CAbLECAR: efficiently scheduling QLDPC codes on a tileable spin qubit chip with shuttling

TL;DR

This paper presents a novel approach for implementing quantum low-density parity check codes on a tileable spin qubit chip, optimizing shuttle scheduling and syndrome extraction to enhance scalability and error correction.

Contribution

It introduces a tailored shuttle scheduling algorithm and circuit-level optimizations that significantly improve the feasibility and performance of QLDPC codes on shuttling-based spin qubit architectures.

Findings

Shuttling range extended by 5-10x enabling complex code implementation.

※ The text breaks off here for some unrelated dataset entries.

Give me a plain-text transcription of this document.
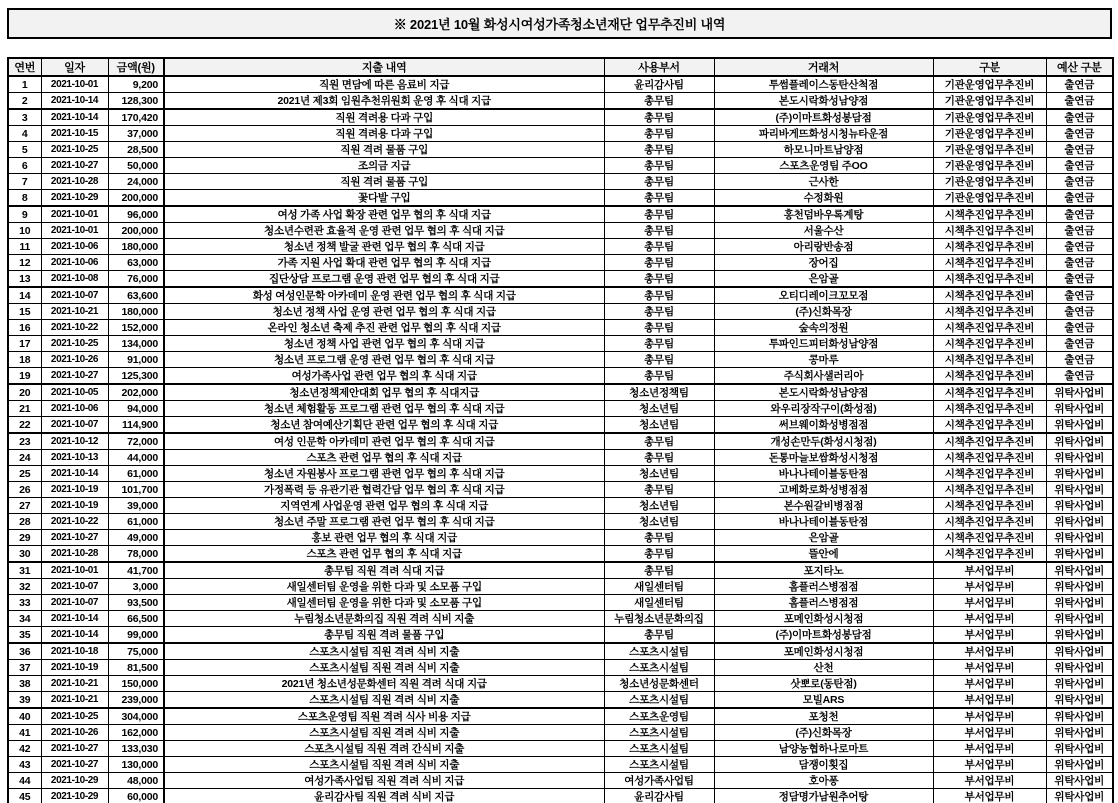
※ 2021년 10월 화성시여성가족청소년재단 업무추진비 내역
연번	일자	금액(원)	지출 내역	사용부서	거래처	구분	예산 구분
1	2021-10-01	9,200	직원 면담에 따른 음료비 지급	윤리감사팀	투썸플레이스동탄산척점	기관운영업무추진비	출연금
2	2021-10-14	128,300	2021년 제3회 임원추천위원회 운영 후 식대 지급	총무팀	본도시락화성남양점	기관운영업무추진비	출연금
3	2021-10-14	170,420	직원 격려용 다과 구입	총무팀	(주)이마트화성봉담점	기관운영업무추진비	출연금
4	2021-10-15	37,000	직원 격려용 다과 구입	총무팀	파리바게뜨화성시청뉴타운점	기관운영업무추진비	출연금
5	2021-10-25	28,500	직원 격려 물품 구입	총무팀	하모니마트남양점	기관운영업무추진비	출연금
6	2021-10-27	50,000	조의금 지급	총무팀	스포츠운영팀 주OO	기관운영업무추진비	출연금
7	2021-10-28	24,000	직원 격려 물품 구입	총무팀	근사한	기관운영업무추진비	출연금
8	2021-10-29	200,000	꽃다발 구입	총무팀	수정화원	기관운영업무추진비	출연금
9	2021-10-01	96,000	여성 가족 사업 확장 관련 업무 협의 후 식대 지급	총무팀	홍천덤바우록계탕	시책추진업무추진비	출연금
10	2021-10-01	200,000	청소년수련관 효율적 운영 관련 업무 협의 후 식대 지급	총무팀	서울수산	시책추진업무추진비	출연금
11	2021-10-06	180,000	청소년 정책 발굴 관련 업무 협의 후 식대 지급	총무팀	아리랑반송점	시책추진업무추진비	출연금
12	2021-10-06	63,000	가족 지원 사업 확대 관련 업무 협의 후 식대 지급	총무팀	장어집	시책추진업무추진비	출연금
13	2021-10-08	76,000	집단상담 프로그램 운영 관련 업무 협의 후 식대 지급	총무팀	은암골	시책추진업무추진비	출연금
14	2021-10-07	63,600	화성 여성인문학 아카데미 운영 관련 업무 협의 후 식대 지급	총무팀	오티디레이크꼬모점	시책추진업무추진비	출연금
15	2021-10-21	180,000	청소년 정책 사업 운영 관련 업무 협의 후 식대 지급	총무팀	(주)신화목장	시책추진업무추진비	출연금
16	2021-10-22	152,000	온라인 청소년 축제 추진 관련 업무 협의 후 식대 지급	총무팀	숲속의정원	시책추진업무추진비	출연금
17	2021-10-25	134,000	청소년 정책 사업 관련 업무 협의 후 식대 지급	총무팀	투파인드피터화성남양점	시책추진업무추진비	출연금
18	2021-10-26	91,000	청소년 프로그램 운영 관련 업무 협의 후 식대 지급	총무팀	콩마루	시책추진업무추진비	출연금
19	2021-10-27	125,300	여성가족사업 관련 업무 협의 후 식대 지급	총무팀	주식회사샐러리아	시책추진업무추진비	출연금
20	2021-10-05	202,000	청소년정책제안대회 업무 협의 후 식대지급	청소년정책팀	본도시락화성남양점	시책추진업무추진비	위탁사업비
21	2021-10-06	94,000	청소년 체험활동 프로그램 관련 업무 협의 후 식대 지급	청소년팀	와우리장작구이(화성점)	시책추진업무추진비	위탁사업비
22	2021-10-07	114,900	청소년 참여예산기획단 관련 업무 협의 후 식대 지급	청소년팀	써브웨이화성병점점	시책추진업무추진비	위탁사업비
23	2021-10-12	72,000	여성 인문학 아카데미 관련 업무 협의 후 식대 지급	총무팀	개성손만두(화성시청점)	시책추진업무추진비	위탁사업비
24	2021-10-13	44,000	스포츠 관련 업무 협의 후 식대 지급	총무팀	돈통마늘보쌈화성시청점	시책추진업무추진비	위탁사업비
25	2021-10-14	61,000	청소년 자원봉사 프로그램 관련 업무 협의 후 식대 지급	청소년팀	바나나테이블동탄점	시책추진업무추진비	위탁사업비
26	2021-10-19	101,700	가정폭력 등 유관기관 협력간담 업무 협의 후 식대 지급	총무팀	고베화로화성병점점	시책추진업무추진비	위탁사업비
27	2021-10-19	39,000	지역연계 사업운영 관련 업무 협의 후 식대 지급	청소년팀	본수원갈비병점점	시책추진업무추진비	위탁사업비
28	2021-10-22	61,000	청소년 주말 프로그램 관련 업무 협의 후 식대 지급	청소년팀	바나나테이블동탄점	시책추진업무추진비	위탁사업비
29	2021-10-27	49,000	홍보 관련 업무 협의 후 식대 지급	총무팀	은암골	시책추진업무추진비	위탁사업비
30	2021-10-28	78,000	스포츠 관련 업무 협의 후 식대 지급	총무팀	뜰안에	시책추진업무추진비	위탁사업비
31	2021-10-01	41,700	총무팀 직원 격려 식대 지급	총무팀	포지타노	부서업무비	위탁사업비
32	2021-10-07	3,000	새일센터팀 운영을 위한 다과 및 소모품 구입	새일센터팀	홈플러스병점점	부서업무비	위탁사업비
33	2021-10-07	93,500	새일센터팀 운영을 위한 다과 및 소모품 구입	새일센터팀	홈플러스병점점	부서업무비	위탁사업비
34	2021-10-14	66,500	누림청소년문화의집 직원 격려 식비 지출	누림청소년문화의집	포메인화성시청점	부서업무비	위탁사업비
35	2021-10-14	99,000	총무팀 직원 격려 물품 구입	총무팀	(주)이마트화성봉담점	부서업무비	위탁사업비
36	2021-10-18	75,000	스포츠시설팀 직원 격려 식비 지출	스포츠시설팀	포메인화성시청점	부서업무비	위탁사업비
37	2021-10-19	81,500	스포츠시설팀 직원 격려 식비 지출	스포츠시설팀	산천	부서업무비	위탁사업비
38	2021-10-21	150,000	2021년 청소년성문화센터 직원 격려 식대 지급	청소년성문화센터	삿뽀로(동탄점)	부서업무비	위탁사업비
39	2021-10-21	239,000	스포츠시설팀 직원 격려 식비 지출	스포츠시설팀	모빌ARS	부서업무비	위탁사업비
40	2021-10-25	304,000	스포츠운영팀 직원 격려 식사 비용 지급	스포츠운영팀	포청천	부서업무비	위탁사업비
41	2021-10-26	162,000	스포츠시설팀 직원 격려 식비 지출	스포츠시설팀	(주)신화목장	부서업무비	위탁사업비
42	2021-10-27	133,030	스포츠시설팀 직원 격려 간식비 지출	스포츠시설팀	남양농협하나로마트	부서업무비	위탁사업비
43	2021-10-27	130,000	스포츠시설팀 직원 격려 식비 지출	스포츠시설팀	담쟁이횟집	부서업무비	위탁사업비
44	2021-10-29	48,000	여성가족사업팀 직원 격려 식비 지급	여성가족사업팀	호아퐁	부서업무비	위탁사업비
45	2021-10-29	60,000	윤리감사팀 직원 격려 식비 지급	윤리감사팀	정담명가남원추어탕	부서업무비	위탁사업비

Optimized schedules are up to 86% faster than hand-optimized ones.

Certain QLDPC codes outperform prior surface code implementations by orders of magnitude.

Abstract

Semiconductor spin qubits are a promising platform for large-scale quantum computing, but have yet to take full advantage of the broad class of quantum low-density parity check (QLDPC) codes, which promise high encoding rates and efficient logic but require nonlocal connectivity between physical qubits. In this work, we investigate the implementation of QLDPC codes on a tileable, shuttling-based spin qubit architecture. By tailoring syndrome extraction circuits to the shuttling noise model, we significantly improve on previous surface code proposals and extend the feasible shuttling range of the architecture by 5-10x, enabling the implementation of more complex codes with long-range interactions. Taking inspiration from the field of robotics, we develop a coordinated shuttle scheduling algorithm that supports arbitrary codes and use it to benchmark the logical performance of a variety of promising code families. We find that the optimized schedules are up to 86% faster than hand-optimized schedules for certain code families. Through detailed circuit-level simulations, we identify specific QLDPC codes that improve upon prior surface code implementations by orders of magnitude, increasing encoding efficiency and reducing logical error rates. This work demonstrates the potential of shuttling-based spin qubit hardware platforms for scalable and efficient fault-tolerant quantum computation.